Por que as correções do preço do Bitcoin estão perdendo força a cada ciclo de mercado?

O histórico de mercado mostra que a correção do Bitcoin está perdendo força de forma progressiva. Dados recentes compilados pela Galaxy Research revelam uma compressão clara nas quedas que sucedem os picos de preço da criptomoeda ao longo dos anos.

No ciclo iniciado em 2014, o ativo registrou um declínio de cerca de 85%. Com a entrada de Wall Street e contratos futuros em 2017, a desvalorização recuou levemente para 84%, e no ciclo de 2020-2021, as perdas pararam na faixa de 77%.
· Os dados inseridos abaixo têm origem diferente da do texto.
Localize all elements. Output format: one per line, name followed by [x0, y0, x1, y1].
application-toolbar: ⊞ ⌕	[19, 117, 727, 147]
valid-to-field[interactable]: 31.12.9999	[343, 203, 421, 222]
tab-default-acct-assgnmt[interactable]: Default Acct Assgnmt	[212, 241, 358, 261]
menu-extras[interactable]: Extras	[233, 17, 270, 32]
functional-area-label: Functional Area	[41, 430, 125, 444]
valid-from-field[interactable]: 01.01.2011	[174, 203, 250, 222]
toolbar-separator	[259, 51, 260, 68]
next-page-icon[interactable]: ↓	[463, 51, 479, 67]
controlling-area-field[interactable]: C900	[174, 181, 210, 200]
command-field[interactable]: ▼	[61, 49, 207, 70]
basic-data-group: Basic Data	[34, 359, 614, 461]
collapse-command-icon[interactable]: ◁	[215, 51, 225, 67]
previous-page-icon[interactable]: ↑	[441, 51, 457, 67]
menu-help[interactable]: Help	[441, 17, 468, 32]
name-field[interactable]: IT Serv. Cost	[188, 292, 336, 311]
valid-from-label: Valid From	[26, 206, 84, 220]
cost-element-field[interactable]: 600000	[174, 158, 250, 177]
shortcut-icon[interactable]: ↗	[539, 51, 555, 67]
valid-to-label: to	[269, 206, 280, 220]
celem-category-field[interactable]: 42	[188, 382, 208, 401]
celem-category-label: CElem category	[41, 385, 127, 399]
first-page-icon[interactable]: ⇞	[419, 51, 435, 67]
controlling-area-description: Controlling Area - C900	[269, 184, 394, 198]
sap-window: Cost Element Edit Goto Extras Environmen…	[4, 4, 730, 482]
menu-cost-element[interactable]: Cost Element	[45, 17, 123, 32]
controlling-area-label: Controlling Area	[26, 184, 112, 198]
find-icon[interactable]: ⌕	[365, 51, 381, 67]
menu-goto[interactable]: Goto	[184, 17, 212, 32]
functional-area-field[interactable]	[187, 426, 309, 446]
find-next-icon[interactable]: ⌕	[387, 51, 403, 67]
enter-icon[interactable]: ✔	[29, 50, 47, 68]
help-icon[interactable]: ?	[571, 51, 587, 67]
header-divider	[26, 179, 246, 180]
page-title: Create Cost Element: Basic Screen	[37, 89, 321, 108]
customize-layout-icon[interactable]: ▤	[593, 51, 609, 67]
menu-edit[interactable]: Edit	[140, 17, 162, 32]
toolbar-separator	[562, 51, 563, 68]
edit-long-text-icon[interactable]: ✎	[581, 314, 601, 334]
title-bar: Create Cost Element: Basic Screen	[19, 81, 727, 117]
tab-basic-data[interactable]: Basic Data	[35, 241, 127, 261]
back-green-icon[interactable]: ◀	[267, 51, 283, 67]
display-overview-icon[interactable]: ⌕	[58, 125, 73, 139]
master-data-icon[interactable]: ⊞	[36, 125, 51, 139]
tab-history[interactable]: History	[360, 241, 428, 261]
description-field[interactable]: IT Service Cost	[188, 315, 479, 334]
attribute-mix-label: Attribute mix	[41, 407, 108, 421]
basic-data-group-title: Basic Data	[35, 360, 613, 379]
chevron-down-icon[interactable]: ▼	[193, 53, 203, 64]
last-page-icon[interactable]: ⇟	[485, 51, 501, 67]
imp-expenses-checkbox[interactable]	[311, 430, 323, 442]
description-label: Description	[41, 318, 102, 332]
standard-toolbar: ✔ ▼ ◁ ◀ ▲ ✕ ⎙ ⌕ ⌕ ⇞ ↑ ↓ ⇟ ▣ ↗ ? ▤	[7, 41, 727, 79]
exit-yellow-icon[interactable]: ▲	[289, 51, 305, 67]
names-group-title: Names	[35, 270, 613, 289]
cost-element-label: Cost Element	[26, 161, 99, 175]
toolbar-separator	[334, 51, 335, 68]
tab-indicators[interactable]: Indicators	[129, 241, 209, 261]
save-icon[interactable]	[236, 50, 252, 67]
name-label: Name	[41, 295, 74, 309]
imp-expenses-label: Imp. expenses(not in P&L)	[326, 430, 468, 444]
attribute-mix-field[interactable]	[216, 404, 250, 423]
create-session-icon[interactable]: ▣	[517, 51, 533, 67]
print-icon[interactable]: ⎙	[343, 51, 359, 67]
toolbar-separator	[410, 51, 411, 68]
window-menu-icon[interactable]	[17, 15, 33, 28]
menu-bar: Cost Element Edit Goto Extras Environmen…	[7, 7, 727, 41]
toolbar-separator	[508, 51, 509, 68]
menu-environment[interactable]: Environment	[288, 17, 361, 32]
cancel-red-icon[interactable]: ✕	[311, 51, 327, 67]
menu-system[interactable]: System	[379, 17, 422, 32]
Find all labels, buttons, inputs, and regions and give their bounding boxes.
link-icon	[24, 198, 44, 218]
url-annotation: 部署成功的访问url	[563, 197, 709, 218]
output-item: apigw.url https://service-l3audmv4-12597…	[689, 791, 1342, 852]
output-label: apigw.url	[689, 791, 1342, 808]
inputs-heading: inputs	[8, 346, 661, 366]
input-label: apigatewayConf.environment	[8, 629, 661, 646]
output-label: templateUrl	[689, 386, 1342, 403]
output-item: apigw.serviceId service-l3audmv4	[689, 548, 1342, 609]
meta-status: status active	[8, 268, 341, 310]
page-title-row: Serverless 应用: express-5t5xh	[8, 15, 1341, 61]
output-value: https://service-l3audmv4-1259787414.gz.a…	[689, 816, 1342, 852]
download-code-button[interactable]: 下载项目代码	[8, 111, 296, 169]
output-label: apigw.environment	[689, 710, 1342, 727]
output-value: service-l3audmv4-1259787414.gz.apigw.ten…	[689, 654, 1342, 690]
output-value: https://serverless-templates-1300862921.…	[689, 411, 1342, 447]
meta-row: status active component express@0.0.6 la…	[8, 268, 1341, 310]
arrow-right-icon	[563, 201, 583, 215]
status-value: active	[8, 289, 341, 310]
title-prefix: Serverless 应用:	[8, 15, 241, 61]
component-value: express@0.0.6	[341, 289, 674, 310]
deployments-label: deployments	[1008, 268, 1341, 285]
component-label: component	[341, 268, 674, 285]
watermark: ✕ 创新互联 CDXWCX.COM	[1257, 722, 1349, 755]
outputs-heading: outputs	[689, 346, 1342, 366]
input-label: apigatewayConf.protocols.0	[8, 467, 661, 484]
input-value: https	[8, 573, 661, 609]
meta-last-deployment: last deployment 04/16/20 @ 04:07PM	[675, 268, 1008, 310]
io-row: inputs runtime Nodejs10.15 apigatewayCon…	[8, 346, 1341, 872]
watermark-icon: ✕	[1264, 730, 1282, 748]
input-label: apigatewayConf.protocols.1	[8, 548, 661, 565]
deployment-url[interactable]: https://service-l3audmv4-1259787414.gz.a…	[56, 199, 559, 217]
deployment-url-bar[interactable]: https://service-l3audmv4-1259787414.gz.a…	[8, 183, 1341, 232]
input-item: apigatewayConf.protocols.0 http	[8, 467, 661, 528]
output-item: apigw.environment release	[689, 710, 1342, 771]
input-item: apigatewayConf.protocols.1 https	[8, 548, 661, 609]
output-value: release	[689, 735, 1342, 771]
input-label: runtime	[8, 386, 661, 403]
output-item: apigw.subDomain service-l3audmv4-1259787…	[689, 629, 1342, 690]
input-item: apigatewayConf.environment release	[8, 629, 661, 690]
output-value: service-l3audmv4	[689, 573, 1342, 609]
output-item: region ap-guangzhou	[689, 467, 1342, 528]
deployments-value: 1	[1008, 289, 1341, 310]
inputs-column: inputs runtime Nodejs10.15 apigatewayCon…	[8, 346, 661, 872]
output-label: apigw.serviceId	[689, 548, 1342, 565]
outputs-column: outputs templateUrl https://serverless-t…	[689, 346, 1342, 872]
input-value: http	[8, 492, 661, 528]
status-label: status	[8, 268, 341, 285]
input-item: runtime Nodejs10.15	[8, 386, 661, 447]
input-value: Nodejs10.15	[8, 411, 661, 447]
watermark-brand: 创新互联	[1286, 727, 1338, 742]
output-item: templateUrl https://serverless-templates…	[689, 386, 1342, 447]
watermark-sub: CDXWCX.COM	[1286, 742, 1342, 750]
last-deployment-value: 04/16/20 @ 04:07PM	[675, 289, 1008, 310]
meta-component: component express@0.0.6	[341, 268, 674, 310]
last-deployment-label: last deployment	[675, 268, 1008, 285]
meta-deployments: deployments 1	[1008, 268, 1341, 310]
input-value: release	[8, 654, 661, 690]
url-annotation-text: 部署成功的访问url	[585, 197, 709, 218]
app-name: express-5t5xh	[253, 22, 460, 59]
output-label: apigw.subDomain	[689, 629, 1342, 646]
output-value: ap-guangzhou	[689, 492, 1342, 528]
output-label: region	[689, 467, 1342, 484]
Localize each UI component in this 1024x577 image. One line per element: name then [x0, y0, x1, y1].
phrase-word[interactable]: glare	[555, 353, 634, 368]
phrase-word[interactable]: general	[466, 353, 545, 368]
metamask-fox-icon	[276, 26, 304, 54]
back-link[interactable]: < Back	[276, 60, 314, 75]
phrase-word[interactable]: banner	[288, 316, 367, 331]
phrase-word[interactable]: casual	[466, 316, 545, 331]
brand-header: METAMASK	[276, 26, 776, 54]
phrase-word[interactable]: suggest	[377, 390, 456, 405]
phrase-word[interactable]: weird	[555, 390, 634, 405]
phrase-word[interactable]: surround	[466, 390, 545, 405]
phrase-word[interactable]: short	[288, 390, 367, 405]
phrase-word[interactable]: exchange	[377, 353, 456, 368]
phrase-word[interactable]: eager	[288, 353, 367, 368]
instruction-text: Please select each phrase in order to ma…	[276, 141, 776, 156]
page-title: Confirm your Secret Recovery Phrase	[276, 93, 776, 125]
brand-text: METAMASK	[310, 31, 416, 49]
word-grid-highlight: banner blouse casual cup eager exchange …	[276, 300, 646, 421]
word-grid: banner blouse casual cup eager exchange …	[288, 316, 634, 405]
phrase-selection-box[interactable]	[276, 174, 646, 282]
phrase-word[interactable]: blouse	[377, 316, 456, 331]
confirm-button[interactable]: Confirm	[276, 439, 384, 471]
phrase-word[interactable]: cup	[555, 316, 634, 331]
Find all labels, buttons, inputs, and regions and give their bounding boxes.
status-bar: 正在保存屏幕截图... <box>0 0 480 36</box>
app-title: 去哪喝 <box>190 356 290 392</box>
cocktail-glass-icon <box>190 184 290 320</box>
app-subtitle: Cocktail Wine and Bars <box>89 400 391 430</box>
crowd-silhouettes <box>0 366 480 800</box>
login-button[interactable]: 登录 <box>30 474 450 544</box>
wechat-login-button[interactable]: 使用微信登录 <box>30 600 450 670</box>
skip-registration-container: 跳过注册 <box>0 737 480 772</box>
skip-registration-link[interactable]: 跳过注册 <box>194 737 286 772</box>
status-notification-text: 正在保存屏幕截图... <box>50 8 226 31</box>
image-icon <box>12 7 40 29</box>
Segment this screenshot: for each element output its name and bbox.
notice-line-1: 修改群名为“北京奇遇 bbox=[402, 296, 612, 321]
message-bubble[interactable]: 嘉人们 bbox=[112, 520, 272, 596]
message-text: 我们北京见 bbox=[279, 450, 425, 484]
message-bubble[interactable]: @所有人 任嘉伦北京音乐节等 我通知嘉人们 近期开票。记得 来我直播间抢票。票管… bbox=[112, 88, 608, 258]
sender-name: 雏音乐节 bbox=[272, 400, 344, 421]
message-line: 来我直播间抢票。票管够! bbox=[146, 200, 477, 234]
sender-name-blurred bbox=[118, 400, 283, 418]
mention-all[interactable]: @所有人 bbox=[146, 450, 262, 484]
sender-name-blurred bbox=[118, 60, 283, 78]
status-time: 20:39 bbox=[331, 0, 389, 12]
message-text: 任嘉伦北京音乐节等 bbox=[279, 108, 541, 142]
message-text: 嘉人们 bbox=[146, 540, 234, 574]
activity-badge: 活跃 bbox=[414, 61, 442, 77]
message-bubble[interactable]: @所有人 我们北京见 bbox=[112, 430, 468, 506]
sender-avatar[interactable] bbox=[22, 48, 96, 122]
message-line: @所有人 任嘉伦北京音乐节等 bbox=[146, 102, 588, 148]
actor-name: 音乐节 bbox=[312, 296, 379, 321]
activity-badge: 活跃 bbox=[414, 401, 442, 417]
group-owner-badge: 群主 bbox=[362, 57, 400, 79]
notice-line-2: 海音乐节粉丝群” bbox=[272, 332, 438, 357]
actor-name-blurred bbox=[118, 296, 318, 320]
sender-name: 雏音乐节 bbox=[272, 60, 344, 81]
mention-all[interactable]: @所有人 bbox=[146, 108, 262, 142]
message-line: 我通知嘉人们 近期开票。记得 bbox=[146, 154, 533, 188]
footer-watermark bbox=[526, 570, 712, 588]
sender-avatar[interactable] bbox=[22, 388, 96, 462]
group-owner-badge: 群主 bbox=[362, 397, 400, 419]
A atual correção do Bitcoin estacionou perto de 53% até o momento. Isso representa uma diferença de 32 pontos percentuais em relação ao primeiro grande ciclo avaliado, marcando uma queda quase 38% menos profunda.

A principal causa dessa mudança estrutural é a aprovação dos ETFs de Bitcoin à vista e a adoção corporativa por empresas que acumulam o ativo em tesouraria. Esses grandes compradores criaram uma base de demanda constante, mitigando o impacto das vendas massivas.

Essa maturidade de mercado também afeta diretamente as fases de alta. Os ganhos entre o fundo e o topo de cada ciclo encolheram drasticamente, passando de um multiplicador de 580 vezes no primeiro episódio para apenas 8 vezes no último.

O futuro da correção do Bitcoin e o ciclo de quatro anos

O executivo Michael Saylor defende que o tradicional ciclo de quatro anos está perdendo peso com a entrada pesada de capital institucional. No entanto, a Galaxy Research aponta que a cronologia histórica de fundo, halving e topo ainda persiste no mercado.

O ciclo atual permanece incompleto, o que significa que o percentual atual é apenas um retrato do momento. Caso o mercado registre novas mínimas, a porcentagem de 53% da correção do Bitcoin aumentará automaticamente.

Enquanto o fundo definitivo não é confirmado, o fluxo de capital segue ativo. Em 2 de setembro de 2026, os ETFs de Bitcoin nos Estados Unidos atraíram mais US$ 101,15 milhões, evidenciando que a nova dinâmica de mercado retém o ritmo antigo, mas com uma volatilidade nitidamente reduzida.